Visé par une enquête du parquet de Paris pour abus de confiance, l'influenceur est aussi attaqué pour des notes vocales qui ont fuité sur internet. Il donne sa version des faits à Tech&Co.

Dylan Thiry veut redorer un peu son image. Auprès de Tech&Co, l'influenceur est longuement revenu sur les accusations qui le visent: les cagnottes humanitaires mais aussi les fameuses notes vocales dévoilées par Booba.

· Les cagnottes de ses voyages humanitaires

C'est l'histoire qui lui vaut actuellement d'être dans le viseur de la justice. Après plusieurs voyages humanitaires controversés au Sénégal puis au Maroc, Dylan Thiry décide de lancer sa propre association "Pour nos enfants", le 21 novembre 2021. "J'ai ouvert une association, pour que tout soit carré" explique-t-il aujourd'hui.

Aidé par trois autres personnes, dont Sandra, qu'il présente comme "son agent et sa meilleure amie", il projette de partir à Madagascar début 2022 et compte créer des cagnottes en ligne pour lever des fonds.

La première cagnotte est donc créée le 21 janvier 2022 sur le site Cotizup. Succès fulgurant: à sa clôture, moins d'un mois après, elle affichera 158.177 euros. Dylan Thiry part alors à Madagascar, multipliant les clichés sur Instagram pour documenter ce premier voyage humanitaire. Une deuxième cagnotte Cotizup est ouverte, juste après la première. Elle collectera 95.620 euros à sa fermeture en octobre de la même année. Une troisième cagnotte est enfin ouverte après la deuxième pour se clôturer à 7760 euros.

En un an, l'influenceur a donc levé 261.197 euros pour Madagascar. Il repart donc une seconde fois, mais pendant trois mois, dans le pays à l'été 2022.

Mais pour ses détracteurs, difficile de savoir si l'argent a bien été utilisé intégralement pour l'humanitaire. Interrogé sur la question, Dylan Thiry l'assure: tout a été bien été dépensé lors de son voyage.

"J'ai passé trois mois dans le quatrième pays le plus pauvre du monde à construire des maisons, à acheter des terrains, à faire des puits, à nourrir 1500 enfants par jour" explique-t-il. "Il me reste à peu près 10.000 euros sur la totalité de toutes les cagnottes pour encore faire dix puits."

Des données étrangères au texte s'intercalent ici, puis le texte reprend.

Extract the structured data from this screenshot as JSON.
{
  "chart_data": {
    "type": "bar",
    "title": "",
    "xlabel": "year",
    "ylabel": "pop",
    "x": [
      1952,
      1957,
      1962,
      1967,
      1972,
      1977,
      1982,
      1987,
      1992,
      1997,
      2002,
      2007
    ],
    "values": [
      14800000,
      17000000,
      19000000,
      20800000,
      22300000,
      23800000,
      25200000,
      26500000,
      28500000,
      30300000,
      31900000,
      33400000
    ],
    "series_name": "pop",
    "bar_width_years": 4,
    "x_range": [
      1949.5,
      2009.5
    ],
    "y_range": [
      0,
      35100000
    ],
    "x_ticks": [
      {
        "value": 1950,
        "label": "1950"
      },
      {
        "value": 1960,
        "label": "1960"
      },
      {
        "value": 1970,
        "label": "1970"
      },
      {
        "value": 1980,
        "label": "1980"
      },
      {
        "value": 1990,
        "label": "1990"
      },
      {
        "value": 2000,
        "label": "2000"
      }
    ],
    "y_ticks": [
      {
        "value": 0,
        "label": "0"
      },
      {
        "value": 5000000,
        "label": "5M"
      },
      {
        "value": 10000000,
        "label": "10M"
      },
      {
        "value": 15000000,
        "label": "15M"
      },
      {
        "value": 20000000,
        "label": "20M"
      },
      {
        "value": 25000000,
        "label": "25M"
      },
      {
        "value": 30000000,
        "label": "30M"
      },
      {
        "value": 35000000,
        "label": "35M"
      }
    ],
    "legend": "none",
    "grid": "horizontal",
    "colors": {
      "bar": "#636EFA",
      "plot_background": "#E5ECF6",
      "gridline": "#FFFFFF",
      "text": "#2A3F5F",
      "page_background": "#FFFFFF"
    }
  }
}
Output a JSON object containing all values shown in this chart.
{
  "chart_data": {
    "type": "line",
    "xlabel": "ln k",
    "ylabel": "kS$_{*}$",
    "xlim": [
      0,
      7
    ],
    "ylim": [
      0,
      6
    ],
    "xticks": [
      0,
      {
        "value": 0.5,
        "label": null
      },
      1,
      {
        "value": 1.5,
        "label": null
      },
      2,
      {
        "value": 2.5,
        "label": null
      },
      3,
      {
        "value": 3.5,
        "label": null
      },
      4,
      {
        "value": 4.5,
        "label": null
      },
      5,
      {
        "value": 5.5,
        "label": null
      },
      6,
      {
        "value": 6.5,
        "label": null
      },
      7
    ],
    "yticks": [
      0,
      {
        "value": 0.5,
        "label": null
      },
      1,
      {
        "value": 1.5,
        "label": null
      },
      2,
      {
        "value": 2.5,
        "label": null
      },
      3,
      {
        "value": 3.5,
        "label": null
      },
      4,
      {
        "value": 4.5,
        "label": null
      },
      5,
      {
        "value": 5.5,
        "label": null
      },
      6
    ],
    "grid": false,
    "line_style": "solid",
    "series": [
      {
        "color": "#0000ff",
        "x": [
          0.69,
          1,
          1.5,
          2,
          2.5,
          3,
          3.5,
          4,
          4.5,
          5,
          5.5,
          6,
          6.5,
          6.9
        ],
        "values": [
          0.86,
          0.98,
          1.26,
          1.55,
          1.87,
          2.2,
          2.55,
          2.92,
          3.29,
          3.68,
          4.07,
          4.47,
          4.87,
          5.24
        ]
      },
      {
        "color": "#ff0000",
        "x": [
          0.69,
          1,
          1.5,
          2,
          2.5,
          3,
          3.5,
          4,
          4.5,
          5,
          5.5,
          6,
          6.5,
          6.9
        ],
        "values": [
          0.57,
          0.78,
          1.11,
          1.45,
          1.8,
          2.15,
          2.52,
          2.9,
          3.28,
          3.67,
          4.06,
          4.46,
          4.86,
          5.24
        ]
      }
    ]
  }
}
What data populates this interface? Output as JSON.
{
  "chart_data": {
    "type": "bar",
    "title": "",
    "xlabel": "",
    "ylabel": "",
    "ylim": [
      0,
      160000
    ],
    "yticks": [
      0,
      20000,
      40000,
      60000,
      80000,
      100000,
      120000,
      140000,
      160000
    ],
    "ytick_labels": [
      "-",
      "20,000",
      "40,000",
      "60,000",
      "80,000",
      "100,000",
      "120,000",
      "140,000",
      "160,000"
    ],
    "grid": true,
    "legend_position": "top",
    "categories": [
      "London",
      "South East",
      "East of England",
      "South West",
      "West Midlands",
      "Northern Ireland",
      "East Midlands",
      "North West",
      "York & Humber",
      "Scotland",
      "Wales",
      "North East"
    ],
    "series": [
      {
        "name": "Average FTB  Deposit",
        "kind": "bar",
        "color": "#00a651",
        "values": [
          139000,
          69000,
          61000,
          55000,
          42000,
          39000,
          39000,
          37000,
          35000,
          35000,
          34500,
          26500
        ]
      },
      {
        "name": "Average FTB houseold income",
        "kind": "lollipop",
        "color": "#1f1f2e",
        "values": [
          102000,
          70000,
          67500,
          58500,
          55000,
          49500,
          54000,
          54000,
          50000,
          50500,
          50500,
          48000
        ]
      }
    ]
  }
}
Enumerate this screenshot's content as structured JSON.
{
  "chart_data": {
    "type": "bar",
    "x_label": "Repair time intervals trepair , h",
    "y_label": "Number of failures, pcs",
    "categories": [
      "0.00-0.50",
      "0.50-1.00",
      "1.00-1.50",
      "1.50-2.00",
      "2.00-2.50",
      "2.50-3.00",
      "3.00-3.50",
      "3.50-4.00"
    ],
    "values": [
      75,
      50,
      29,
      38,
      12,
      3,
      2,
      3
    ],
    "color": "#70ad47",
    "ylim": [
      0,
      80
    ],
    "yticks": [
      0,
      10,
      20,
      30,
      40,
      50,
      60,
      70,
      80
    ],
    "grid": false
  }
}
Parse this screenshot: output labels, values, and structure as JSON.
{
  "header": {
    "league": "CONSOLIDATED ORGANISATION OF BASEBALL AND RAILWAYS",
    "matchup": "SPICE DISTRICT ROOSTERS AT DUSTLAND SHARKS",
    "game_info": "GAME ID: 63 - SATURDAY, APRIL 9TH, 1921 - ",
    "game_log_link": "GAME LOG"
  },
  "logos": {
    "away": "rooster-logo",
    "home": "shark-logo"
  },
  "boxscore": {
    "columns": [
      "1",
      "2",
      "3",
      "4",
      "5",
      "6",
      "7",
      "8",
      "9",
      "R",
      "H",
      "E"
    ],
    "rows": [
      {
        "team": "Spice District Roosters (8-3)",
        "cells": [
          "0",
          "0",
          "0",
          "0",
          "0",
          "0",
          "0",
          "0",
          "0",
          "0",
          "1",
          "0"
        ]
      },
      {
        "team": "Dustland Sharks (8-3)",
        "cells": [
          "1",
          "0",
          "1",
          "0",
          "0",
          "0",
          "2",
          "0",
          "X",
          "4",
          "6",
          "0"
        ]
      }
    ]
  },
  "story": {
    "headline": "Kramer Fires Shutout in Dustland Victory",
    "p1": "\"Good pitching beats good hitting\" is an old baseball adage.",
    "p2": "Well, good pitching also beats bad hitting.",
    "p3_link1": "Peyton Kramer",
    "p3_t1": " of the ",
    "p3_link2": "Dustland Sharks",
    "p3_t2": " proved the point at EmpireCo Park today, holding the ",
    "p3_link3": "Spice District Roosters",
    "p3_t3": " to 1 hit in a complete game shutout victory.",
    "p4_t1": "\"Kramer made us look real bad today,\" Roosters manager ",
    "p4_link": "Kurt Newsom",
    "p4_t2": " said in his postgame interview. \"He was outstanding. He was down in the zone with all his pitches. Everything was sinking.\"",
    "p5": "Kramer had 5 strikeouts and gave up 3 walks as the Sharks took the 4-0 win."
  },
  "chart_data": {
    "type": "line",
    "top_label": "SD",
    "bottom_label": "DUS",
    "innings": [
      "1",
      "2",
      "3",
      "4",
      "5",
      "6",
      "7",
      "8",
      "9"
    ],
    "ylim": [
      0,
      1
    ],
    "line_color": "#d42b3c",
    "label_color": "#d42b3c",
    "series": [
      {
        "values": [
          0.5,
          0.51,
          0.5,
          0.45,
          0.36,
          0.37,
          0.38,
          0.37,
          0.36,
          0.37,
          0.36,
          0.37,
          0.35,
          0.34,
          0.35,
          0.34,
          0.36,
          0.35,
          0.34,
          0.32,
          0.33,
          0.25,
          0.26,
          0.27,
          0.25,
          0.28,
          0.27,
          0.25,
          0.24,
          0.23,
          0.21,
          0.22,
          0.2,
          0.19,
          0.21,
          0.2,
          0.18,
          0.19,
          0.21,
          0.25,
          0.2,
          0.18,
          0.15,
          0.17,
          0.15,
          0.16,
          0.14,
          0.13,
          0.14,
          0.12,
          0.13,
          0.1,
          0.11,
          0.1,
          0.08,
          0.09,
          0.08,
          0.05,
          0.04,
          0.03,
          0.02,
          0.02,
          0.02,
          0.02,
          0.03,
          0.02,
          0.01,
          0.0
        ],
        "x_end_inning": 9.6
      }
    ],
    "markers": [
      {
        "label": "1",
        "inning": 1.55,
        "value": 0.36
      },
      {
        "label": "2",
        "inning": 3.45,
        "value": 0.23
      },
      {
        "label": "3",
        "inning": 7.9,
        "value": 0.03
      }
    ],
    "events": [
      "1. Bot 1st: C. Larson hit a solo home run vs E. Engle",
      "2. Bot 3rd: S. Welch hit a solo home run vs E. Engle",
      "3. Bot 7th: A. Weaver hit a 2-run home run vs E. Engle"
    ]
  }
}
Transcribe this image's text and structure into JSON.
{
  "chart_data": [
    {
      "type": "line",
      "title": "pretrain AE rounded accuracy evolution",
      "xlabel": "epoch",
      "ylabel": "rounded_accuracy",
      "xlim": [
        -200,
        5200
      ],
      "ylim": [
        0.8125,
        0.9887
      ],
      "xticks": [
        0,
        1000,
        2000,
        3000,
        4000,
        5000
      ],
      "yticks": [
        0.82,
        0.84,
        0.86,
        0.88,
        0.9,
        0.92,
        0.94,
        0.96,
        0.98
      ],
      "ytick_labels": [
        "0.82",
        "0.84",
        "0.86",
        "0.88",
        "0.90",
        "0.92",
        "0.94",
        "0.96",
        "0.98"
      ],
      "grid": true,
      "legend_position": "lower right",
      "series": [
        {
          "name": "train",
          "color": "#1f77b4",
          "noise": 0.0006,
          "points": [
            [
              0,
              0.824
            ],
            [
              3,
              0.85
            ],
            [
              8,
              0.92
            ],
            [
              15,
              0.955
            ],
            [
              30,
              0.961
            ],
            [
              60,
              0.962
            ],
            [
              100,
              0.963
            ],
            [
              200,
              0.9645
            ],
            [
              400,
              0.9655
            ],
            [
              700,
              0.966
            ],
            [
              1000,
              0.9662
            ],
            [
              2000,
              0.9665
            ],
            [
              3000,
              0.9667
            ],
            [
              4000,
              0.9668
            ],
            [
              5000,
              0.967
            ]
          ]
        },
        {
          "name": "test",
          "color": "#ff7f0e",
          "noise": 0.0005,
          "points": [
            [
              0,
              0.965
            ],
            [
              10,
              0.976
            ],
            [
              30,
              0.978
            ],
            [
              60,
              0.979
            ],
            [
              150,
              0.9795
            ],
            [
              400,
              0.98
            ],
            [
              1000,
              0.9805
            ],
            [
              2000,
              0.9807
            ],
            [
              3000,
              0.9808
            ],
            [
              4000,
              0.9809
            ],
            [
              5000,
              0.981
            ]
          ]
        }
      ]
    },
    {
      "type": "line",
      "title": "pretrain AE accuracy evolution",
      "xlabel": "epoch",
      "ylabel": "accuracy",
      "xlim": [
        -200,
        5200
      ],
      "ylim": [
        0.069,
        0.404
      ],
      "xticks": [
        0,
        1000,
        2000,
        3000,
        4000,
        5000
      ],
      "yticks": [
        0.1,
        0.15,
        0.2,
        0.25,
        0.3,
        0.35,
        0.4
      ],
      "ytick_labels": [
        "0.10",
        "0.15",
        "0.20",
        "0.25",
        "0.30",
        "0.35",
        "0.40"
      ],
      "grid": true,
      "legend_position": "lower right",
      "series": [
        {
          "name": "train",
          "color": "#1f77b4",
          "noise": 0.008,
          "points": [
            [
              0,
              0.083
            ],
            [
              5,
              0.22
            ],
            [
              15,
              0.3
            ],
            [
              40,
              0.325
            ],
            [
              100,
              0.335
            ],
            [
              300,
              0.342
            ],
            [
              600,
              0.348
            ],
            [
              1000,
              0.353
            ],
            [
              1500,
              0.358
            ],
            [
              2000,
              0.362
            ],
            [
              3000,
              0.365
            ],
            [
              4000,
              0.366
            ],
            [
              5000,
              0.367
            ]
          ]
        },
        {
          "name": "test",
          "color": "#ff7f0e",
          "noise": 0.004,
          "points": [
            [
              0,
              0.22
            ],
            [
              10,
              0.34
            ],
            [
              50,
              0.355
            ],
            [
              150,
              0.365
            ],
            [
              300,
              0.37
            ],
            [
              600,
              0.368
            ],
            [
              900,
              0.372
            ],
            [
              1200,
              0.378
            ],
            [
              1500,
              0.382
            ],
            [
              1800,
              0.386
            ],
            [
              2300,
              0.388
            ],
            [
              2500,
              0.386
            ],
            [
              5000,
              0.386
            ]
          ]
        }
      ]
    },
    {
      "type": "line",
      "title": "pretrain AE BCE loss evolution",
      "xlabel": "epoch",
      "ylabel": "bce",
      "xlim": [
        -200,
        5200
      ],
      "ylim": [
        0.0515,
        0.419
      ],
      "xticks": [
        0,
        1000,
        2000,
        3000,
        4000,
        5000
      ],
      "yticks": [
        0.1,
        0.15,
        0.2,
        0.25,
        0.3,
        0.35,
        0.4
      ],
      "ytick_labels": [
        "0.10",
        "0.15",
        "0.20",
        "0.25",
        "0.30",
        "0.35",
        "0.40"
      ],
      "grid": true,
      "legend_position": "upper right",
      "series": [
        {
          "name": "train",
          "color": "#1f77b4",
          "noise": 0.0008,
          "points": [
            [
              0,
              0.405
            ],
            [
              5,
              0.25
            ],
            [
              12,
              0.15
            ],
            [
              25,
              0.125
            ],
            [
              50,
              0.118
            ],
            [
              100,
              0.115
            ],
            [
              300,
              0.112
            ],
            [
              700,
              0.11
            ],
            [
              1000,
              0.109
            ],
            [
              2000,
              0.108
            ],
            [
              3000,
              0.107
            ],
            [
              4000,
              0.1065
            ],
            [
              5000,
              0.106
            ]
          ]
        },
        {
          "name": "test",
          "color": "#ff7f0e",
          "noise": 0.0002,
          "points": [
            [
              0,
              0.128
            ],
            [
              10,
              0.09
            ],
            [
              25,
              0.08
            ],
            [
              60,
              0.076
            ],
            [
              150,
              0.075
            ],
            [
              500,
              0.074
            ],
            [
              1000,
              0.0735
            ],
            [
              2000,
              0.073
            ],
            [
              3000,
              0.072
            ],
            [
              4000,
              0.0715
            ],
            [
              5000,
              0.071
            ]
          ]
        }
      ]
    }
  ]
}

Au sein du collectif AVI, qui lutte contre les dérives des influenceurs, les calculs sont bien différents. "Si on est très large, on estime qu'il a dépensé entre 40.000 et 50.000 euros lors de son second voyage" explique Blatologue, pseudonyme d'un membre très actif du collectif qui a calculé les dépenses de l'influenceur notamment en se basant sur tout ce que Dylan Thiry affichait sur les réseaux sociaux.

Le problème, c'est qu'il est bien compliqué de connaître la somme dépensée par l'association, faute d'un bilan annuel. En effet, cette dernière a finalement été dissoute par la vice-présidente Sandra, début novembre, soit un peu moins d'un an après sa création. Or, le premier anniversaire contraint à publier un bilan comptable qui aurait pu clarifier la situation.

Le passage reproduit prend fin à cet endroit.